He said the media and public figures showing up outside the courtroom have negatively affected the trial.
"This is what a public lynching looks like in the 21st century," Gough said.
Hundreds of Black pastors gathered outside the Glenn County Courthouse this week to make a "Wall of Prayer." Many of the pastors carried signs, some of which read, "Black pastors matter."
Gough had originally motioned for a mistrial, citing the prominence of Black pastors throughout the proceedings.
"How many Black pastors does the Ahmaud Arbery family have?" Gough said to the judge, arguing that their presence put pressure on the jury.
However, Walmsley admonished the lawyer. “What we have now with individuals coming into the courtroom, I will say that is directly in response, Mr. Gough, to statements you made which I find reprehensible,” the judge said.

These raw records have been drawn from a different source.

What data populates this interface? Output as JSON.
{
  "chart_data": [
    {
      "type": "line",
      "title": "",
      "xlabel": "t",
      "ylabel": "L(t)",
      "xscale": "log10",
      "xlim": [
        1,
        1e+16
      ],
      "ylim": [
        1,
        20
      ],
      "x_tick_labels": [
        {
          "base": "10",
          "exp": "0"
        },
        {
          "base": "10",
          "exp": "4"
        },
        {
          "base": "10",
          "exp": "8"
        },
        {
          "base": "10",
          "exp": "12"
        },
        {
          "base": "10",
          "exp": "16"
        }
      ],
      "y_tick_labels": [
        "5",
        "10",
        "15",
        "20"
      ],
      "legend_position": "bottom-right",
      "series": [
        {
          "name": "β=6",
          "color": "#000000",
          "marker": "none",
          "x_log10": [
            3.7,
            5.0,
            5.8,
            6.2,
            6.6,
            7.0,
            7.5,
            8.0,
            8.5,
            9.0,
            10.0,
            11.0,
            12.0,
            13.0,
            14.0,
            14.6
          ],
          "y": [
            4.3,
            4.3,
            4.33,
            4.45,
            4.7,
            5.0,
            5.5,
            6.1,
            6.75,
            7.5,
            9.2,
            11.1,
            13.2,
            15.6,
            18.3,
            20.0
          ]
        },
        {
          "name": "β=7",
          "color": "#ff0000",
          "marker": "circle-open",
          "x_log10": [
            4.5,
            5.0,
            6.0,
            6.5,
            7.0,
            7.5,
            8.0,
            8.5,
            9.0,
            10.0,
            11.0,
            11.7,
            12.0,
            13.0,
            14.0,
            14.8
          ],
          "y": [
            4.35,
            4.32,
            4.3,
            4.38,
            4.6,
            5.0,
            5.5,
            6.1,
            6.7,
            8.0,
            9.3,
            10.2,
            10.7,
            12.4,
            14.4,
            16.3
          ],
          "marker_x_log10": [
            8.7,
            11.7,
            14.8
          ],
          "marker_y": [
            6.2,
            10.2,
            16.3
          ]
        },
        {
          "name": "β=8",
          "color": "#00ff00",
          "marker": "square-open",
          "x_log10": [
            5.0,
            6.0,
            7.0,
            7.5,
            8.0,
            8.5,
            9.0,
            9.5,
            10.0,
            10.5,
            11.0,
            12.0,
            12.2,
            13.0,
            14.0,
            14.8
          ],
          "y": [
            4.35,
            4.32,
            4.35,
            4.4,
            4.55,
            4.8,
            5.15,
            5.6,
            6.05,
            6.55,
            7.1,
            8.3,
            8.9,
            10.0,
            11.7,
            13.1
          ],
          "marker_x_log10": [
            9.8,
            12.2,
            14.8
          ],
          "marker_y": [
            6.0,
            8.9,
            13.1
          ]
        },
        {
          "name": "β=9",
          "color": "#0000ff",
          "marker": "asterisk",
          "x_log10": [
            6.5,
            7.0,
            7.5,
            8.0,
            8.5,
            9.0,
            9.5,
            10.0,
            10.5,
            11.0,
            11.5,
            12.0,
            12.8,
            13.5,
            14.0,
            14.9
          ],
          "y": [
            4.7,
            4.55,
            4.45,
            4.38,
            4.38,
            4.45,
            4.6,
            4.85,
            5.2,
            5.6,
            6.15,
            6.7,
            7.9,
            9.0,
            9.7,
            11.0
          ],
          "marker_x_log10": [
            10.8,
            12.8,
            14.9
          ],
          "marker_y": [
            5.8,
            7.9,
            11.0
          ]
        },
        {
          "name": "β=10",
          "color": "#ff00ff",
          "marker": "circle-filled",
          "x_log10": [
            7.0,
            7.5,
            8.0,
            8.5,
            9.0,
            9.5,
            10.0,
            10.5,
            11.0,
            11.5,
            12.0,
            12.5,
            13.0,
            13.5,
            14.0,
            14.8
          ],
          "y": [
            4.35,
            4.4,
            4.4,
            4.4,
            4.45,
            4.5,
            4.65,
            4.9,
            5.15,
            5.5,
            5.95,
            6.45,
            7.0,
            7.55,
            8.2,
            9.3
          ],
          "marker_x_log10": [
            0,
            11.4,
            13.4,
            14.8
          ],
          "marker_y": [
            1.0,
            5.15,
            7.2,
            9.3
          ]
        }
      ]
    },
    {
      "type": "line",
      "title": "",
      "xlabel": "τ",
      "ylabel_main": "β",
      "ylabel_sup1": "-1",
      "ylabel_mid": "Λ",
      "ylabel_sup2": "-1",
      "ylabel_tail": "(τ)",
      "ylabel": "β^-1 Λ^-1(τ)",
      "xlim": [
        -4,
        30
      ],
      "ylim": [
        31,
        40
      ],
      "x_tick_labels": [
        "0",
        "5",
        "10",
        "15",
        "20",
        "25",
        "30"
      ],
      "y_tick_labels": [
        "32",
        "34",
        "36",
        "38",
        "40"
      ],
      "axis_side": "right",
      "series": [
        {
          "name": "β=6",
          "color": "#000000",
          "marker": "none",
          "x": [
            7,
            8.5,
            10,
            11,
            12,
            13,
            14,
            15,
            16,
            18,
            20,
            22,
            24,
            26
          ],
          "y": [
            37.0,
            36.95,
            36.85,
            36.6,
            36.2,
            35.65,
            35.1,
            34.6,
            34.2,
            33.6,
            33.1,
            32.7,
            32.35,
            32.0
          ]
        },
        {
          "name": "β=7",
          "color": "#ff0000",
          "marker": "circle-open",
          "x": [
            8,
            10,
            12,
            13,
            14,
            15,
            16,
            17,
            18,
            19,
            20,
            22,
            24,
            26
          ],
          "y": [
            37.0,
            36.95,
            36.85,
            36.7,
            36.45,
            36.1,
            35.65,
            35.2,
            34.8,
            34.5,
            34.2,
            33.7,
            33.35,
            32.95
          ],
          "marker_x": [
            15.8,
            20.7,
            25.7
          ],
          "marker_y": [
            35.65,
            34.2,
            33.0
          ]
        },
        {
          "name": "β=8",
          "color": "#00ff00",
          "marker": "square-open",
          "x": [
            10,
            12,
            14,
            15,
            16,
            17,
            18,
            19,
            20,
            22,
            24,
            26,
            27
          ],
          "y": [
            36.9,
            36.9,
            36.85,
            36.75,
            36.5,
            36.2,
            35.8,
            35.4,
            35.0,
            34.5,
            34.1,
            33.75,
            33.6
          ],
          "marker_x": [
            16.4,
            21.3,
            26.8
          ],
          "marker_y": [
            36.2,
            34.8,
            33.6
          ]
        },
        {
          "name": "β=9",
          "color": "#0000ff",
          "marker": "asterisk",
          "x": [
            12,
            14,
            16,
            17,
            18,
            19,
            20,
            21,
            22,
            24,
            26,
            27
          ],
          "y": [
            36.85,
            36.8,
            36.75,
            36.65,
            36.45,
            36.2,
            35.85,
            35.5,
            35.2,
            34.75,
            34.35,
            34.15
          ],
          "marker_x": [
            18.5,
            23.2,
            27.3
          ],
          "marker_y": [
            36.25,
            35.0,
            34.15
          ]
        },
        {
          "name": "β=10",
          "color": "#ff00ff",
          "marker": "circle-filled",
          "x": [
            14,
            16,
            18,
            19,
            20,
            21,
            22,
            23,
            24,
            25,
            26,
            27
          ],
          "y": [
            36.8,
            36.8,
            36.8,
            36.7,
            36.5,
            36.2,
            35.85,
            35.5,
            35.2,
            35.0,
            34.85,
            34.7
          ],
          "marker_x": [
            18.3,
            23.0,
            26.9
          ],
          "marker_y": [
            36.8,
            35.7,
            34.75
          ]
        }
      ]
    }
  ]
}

Arbery was shot and killed in 2020 while he was jogging. Travis McMichael said that he shot Arbery in self-defense.
Travis McMichael, his father, Greg McMichael, and Bryan followed Arbery on his jog because they thought he was breaking into multiple homes.
However, Travis McMichael said on the stand that Arbery never threatened him or showed a weapon.
"There's absolutely no evidence here that the jurors have been influenced in any way by the first and only larger crowd that came yesterday, no evidence that they even knew it was out there," prosecutor Linda Dunikoski said when Gough asked for a mistrial, according to ABC News.
The Hill has reached out to Dunikoski and Gough for comment.